The pollinator brought something into existence that was impossible for the last two seasons. It brought fruit to a tree that should not produce. A tree living in undesirable conditions produced sweet apples.
The apples on the barren tree are the rural and red state Democrats I work with day in and day out.
They shouldn’t exist and yet here they are…living under the most inhospitable conditions. Existing, even thriving, in rural spaces or red states. Doing what no one sees them doing — producing fruit without support.
I work with rural Democrats across the country, but usually in the heartland. I listen and I speak to them. I encourage them. I am there for them, and they give me the hope to keep working in this inhospitable environment.
My friend and colleague, Michele Hornish, took that photo at a Democratic dinner last weekend in Troy, Missouri. It’s a small town about an hour from St Louis.
I was there to speak and Michele was there to do what she does — support the people running for office. To find funding for the Democratic candidates sticking their necks out for the rest of us.
To fertilize barren ground.
Last week, Michele sent over a demeaning Substack article written by a DC lawyer discussing my friends, my fellow red state Democrats. She wrote a rebuttal to the post, while I had to sit with his words for a little longer.
I had to read through it several times, but the gist of the article is that red states people are “moochers” and the anchor around the neck of our country — sinking the country.
I presume he means to punish Trump voters in red states, but I wonder if he knows there are Trump voters in blue states?
He didn’t exempt those of us who have been working for decades to drag Missouri back to purple status from his tirade. We were lumped together. I guess proximity to Republicans is enough to throw us all into one lot?
When I asked the author about his stance, he said he didn’t mean to punish Missouri, just Southern states. Well, guess what? I know there are red state Democrats working in every state and in every county and in every small town across the country.
He doesn’t know the people I know. He doesn’t know that this is our home and we haven’t been red forever and that our parents and grandparents and great-grandparents were Democrats. That we are Democrats too.
My friends, the people he called moochers, are really just hard-working people living in the same towns and on the same land they have called home for generations. They vote for Democrats when they are on their ballot.
They come together to host dinners to help fund Democratic candidates against the extremists who would go unopposed without the help and the organization of rural Democrats. They do this without party support.
They are good apples.
The DC lawyer will tell you red state Democrats don’t exist. That we can’t exist. That it’s not possible.
But that’s because he has never witnessed the miracle of apples appearing where they should not be. On a supposed barren tree.
I am here on the ground. I go to the places he would never go. I listen to the people he would never listen to. They aren’t moochers — they are worker bees.

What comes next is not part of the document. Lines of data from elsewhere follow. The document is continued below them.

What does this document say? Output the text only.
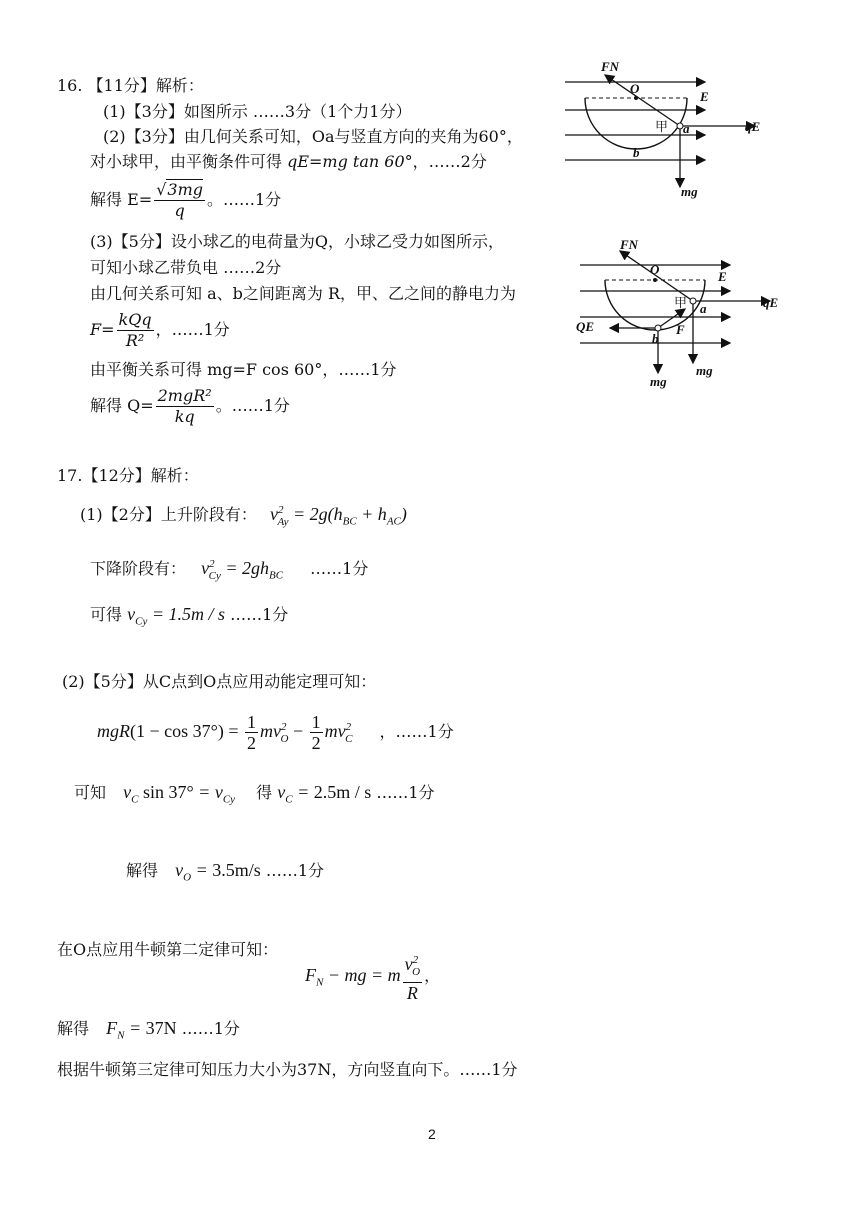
16. 【11分】解析：
(1)【3分】如图所示 ……3分（1个力1分）
(2)【3分】由几何关系可知，Oa与竖直方向的夹角为60°，
对小球甲，由平衡条件可得 qE=mg tan 60°，……2分
解得 $E= \frac{√3mg}{q}$ 。……1分
(3)【5分】设小球乙的电荷量为Q，小球乙受力如图所示，
可知小球乙带负电 ……2分
由几何关系可知 a、b之间距离为 R，甲、乙之间的静电力为
$F= \frac{\text{kQq}}{\text{R²}}$ ，……1分
由平衡关系可得 mg=F cos 60°，……1分
解得 $Q= \frac{\text{2mgR²}}{kq}$ 。……1分
FN
O
E
甲 a	qE
b
mg
FN
O	E
甲 a	qE
QE	F
b
mg
mg
17.【12分】解析：
(1)【2分】上升阶段有： $v^2_{Ay} = 2g(h_{BC} + h_{AC})$
下降阶段有： $v^2_{Cy} = 2gh_{BC}$ ……1分
可得 $v_{Cy} = 1.5m / s$ ……1分
(2)【5分】从C点到O点应用动能定理可知：
$mgR(1 - \cos 37^\circ) = \frac{1}{2} mv^2_O - \frac{1}{2} mv^2_C$ ，……1分
可知 $v_C$ $\sin 37^\circ = v_{Cy}$ 得 $v_C = 2.5m / s$ ……1分
解得 $v_O = 3.5m/s$ ……1分
在O点应用牛顿第二定律可知：
$F_N$ − mg = m $\frac{v^2_O}{R}$ ，
解得 $F_N = 37N$ ……1分
根据牛顿第三定律可知压力大小为37N，方向竖直向下。……1分
2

I watch the pollination in real time. I watch people step up without support. I see the red state Democrats rally. I see them blossom. I witness the fruit of their work ripen.
Magic.
We aren’t perfect — who is?
We are organic, and have our blemishes and sometimes we fail. We can go years without producing change, but other times, we create something that shouldn’t exist.
The point is, these red state Democrats don’t give up. Even without support. Even in the worst conditions.
They thrive.
~Jess



May we learn - someday - there is no us and them. The health of our apples depends on us all seeing our interconnectedness.
That’s the sermon right there: two apples against the odds. DC lawyers see a barren tree and declare it dead. Meanwhile out in Missouri, a bee with zero credentials and no think-tank funding just pollinated democracy like it was its side hustle. Red state Democrats are the fruit nobody believes should exist, but they keep showing up sweet and stubborn. If Paul Revere were riding today, he wouldn’t be yelling “The British are coming.” He’d be yelling “The Democrats are still here, you smug coastal jackasses!”